Presiden Turkiye Recep Tayyip Erdoğan menyerahkan satu unit mobil listrik Togg T10X kepada Presiden Republik Indonesia Prabowo Subianto di Istana Kepresidenan Bogor, Jawa Barat. (Foto: Laily Rachev - Biro Pers Sekretariat Presiden)

Suara.com - Deputi Pencegahan dan Monitoring Komisi Pemberantasan Korupsi (KPK) Pahala Nainggolan mengatakan mobil listrik pemberian Presiden Turki Recep Tayyip Erdogan ke Presiden Prabowo Subianto tak perlu dilaporkan karena merupakan barang pemberian kenegaraan.

"Ini adalah pemberian kenegaraan, maka sesuai dengan Pasal 2 ayat 3, ini termasuk yang tidak wajib dilaporkan," kata Pahala saat dikonfirmasi di Jakarta, Kamis (27/2/2025).

Pahala mengatakan, KPK telah berkoordinasi dengan Istana soal pemberian mobil listrik Togg T10X kepada Prabowo dan berdasarkan pertemuan tersebut hadiah dari Erdogan dinyatakan sebagai pemberian kenegaraan.
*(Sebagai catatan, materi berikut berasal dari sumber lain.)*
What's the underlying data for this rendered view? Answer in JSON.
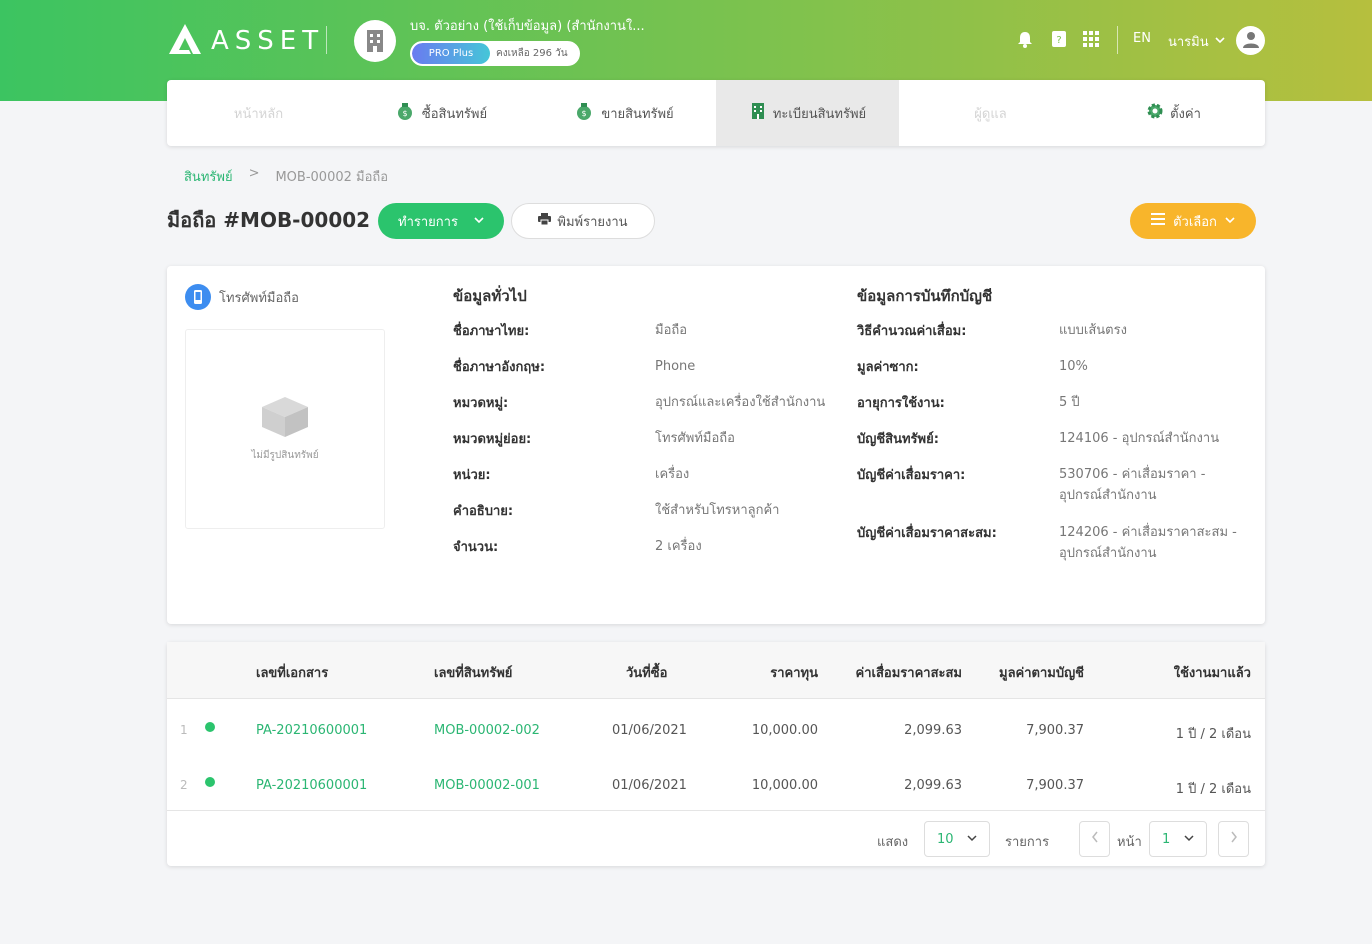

Pihak istana selanjutnya akan mengirimkan surat kepada KPK terkait penerimaan tersebut.

"Nanti dari pihak mereka akan mengirimkan surat pemberitahuan atas penerimaan ini ke KPK," ujarnya sebagaimana dilansir Antara.
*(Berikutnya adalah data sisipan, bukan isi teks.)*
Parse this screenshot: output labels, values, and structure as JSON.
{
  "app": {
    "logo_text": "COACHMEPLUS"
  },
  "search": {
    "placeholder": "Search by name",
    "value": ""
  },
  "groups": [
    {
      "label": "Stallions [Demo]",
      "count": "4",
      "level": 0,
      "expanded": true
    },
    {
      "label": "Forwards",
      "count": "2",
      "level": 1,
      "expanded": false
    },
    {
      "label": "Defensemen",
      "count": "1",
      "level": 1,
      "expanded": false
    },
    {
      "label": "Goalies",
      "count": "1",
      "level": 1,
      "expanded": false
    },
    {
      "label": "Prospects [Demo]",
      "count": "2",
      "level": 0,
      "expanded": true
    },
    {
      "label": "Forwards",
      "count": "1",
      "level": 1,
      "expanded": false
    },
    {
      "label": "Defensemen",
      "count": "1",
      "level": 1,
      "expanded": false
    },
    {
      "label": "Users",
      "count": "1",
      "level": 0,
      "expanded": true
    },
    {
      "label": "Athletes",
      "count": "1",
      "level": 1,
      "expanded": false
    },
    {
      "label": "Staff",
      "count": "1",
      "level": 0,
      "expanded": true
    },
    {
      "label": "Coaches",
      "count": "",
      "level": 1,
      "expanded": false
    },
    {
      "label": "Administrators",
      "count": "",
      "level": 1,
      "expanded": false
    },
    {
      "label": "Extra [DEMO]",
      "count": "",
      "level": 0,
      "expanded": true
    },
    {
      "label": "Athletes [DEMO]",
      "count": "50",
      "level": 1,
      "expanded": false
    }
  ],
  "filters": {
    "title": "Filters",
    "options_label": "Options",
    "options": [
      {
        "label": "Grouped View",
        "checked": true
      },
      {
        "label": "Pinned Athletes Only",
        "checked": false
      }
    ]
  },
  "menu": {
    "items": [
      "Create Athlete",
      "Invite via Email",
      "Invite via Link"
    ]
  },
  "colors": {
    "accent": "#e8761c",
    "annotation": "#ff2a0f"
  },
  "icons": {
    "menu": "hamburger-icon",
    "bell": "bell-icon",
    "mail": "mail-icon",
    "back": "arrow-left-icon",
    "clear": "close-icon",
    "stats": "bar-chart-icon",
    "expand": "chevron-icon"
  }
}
Pahala menjelaskan, bahwa dasar aturan mengenai pemberian kenegaraan tidak wajib dilaporkan juga tertuang dalam Peraturan KPK nomor 2 Tahun 2019 Tentang Pelaporan Gratifikasi.

Dalam Pasal 2 ayat 3 huruf q Peraturan KPK nomor 2 Tahun 2019 tentang Pelaporan Gratifikasi disebutkan bahwa pemberian cendera mata/plakat kepada instansi dalam rangka hubungan kedinasan dan kenegaraan, baik di dalam negeri maupun luar negeri sepanjang tidak diberikan untuk individu pegawai negeri atau penyelenggara negara.
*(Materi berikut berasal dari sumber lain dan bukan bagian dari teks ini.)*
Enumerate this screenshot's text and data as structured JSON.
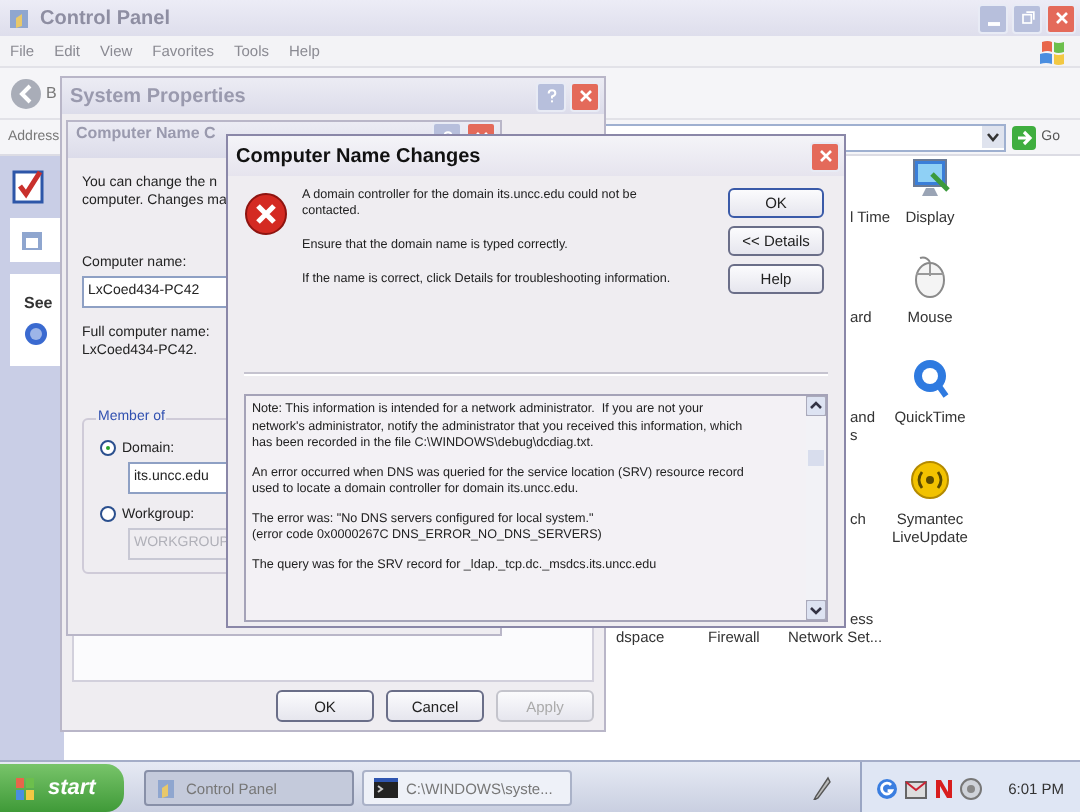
{
  "control_panel": {
    "title": "Control Panel",
    "menu": [
      "File",
      "Edit",
      "View",
      "Favorites",
      "Tools",
      "Help"
    ],
    "back_button": "B",
    "address_label": "Address",
    "go_button": "Go",
    "sidebar_heading": "See",
    "icons": [
      {
        "kind": "cut",
        "lines": [
          "l Time"
        ]
      },
      {
        "kind": "display",
        "lines": [
          "Display"
        ]
      },
      {
        "kind": "cut",
        "lines": [
          "ard"
        ]
      },
      {
        "kind": "mouse",
        "lines": [
          "Mouse"
        ]
      },
      {
        "kind": "cut",
        "lines": [
          "and",
          "s"
        ]
      },
      {
        "kind": "quicktime",
        "lines": [
          "QuickTime"
        ]
      },
      {
        "kind": "cut",
        "lines": [
          "ch"
        ]
      },
      {
        "kind": "symantec",
        "lines": [
          "Symantec",
          "LiveUpdate"
        ]
      },
      {
        "kind": "cut",
        "lines": [
          "ess"
        ]
      },
      {
        "kind": "cut",
        "lines": [
          "dspace"
        ]
      },
      {
        "kind": "cut",
        "lines": [
          "Firewall"
        ]
      },
      {
        "kind": "cut",
        "lines": [
          "Network Set..."
        ]
      }
    ]
  },
  "system_properties": {
    "title": "System Properties",
    "buttons": [
      {
        "label": "OK",
        "disabled": false
      },
      {
        "label": "Cancel",
        "disabled": false
      },
      {
        "label": "Apply",
        "disabled": true
      }
    ]
  },
  "name_dialog": {
    "title": "Computer Name C",
    "intro": [
      "You can change the n",
      "computer. Changes ma"
    ],
    "computer_name_label": "Computer name:",
    "computer_name": "LxCoed434-PC42",
    "full_name_label": "Full computer name:",
    "full_name": "LxCoed434-PC42.",
    "member_of": {
      "title": "Member of",
      "options": [
        {
          "label": "Domain:",
          "selected": true,
          "value": "its.uncc.edu"
        },
        {
          "label": "Workgroup:",
          "selected": false,
          "value": "WORKGROUP"
        }
      ]
    }
  },
  "error_dialog": {
    "title": "Computer Name Changes",
    "messages": [
      [
        "A domain controller for the domain its.uncc.edu could not be",
        "contacted."
      ],
      [
        "Ensure that the domain name is typed correctly."
      ],
      [
        "If the name is correct, click Details for troubleshooting information."
      ]
    ],
    "buttons": [
      {
        "label": "OK",
        "default": true
      },
      {
        "label": "<< Details",
        "default": false
      },
      {
        "label": "Help",
        "default": false
      }
    ],
    "details": [
      [
        "Note: This information is intended for a network administrator.  If you are not your",
        "network's administrator, notify the administrator that you received this information, which",
        "has been recorded in the file C:\\WINDOWS\\debug\\dcdiag.txt."
      ],
      [
        "An error occurred when DNS was queried for the service location (SRV) resource record",
        "used to locate a domain controller for domain its.uncc.edu."
      ],
      [
        "The error was: \"No DNS servers configured for local system.\"",
        "(error code 0x0000267C DNS_ERROR_NO_DNS_SERVERS)"
      ],
      [
        "The query was for the SRV record for _ldap._tcp.dc._msdcs.its.uncc.edu"
      ]
    ]
  },
  "taskbar": {
    "start": "start",
    "tasks": [
      {
        "label": "Control Panel",
        "selected": true
      },
      {
        "label": "C:\\WINDOWS\\syste...",
        "selected": false
      }
    ],
    "clock": "6:01 PM"
  }
}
Sebelumnya, Deputi Bidang Protokol, Pers, dan Media Sekretariat Presiden Yusuf Permana menjelaskan mobil listrik dari Presiden Turki Recep Tayyip Erdogan, Togg T10X, bukan diberikan kepada pribadi Presiden RI Prabowo Subianto, melainkan untuk Pemerintah Republik Indonesia.

Terlepas dari itu, Yusuf memastikan mobil listrik pemberian Presiden Erdogan itu bakal dilaporkan kepada KPK.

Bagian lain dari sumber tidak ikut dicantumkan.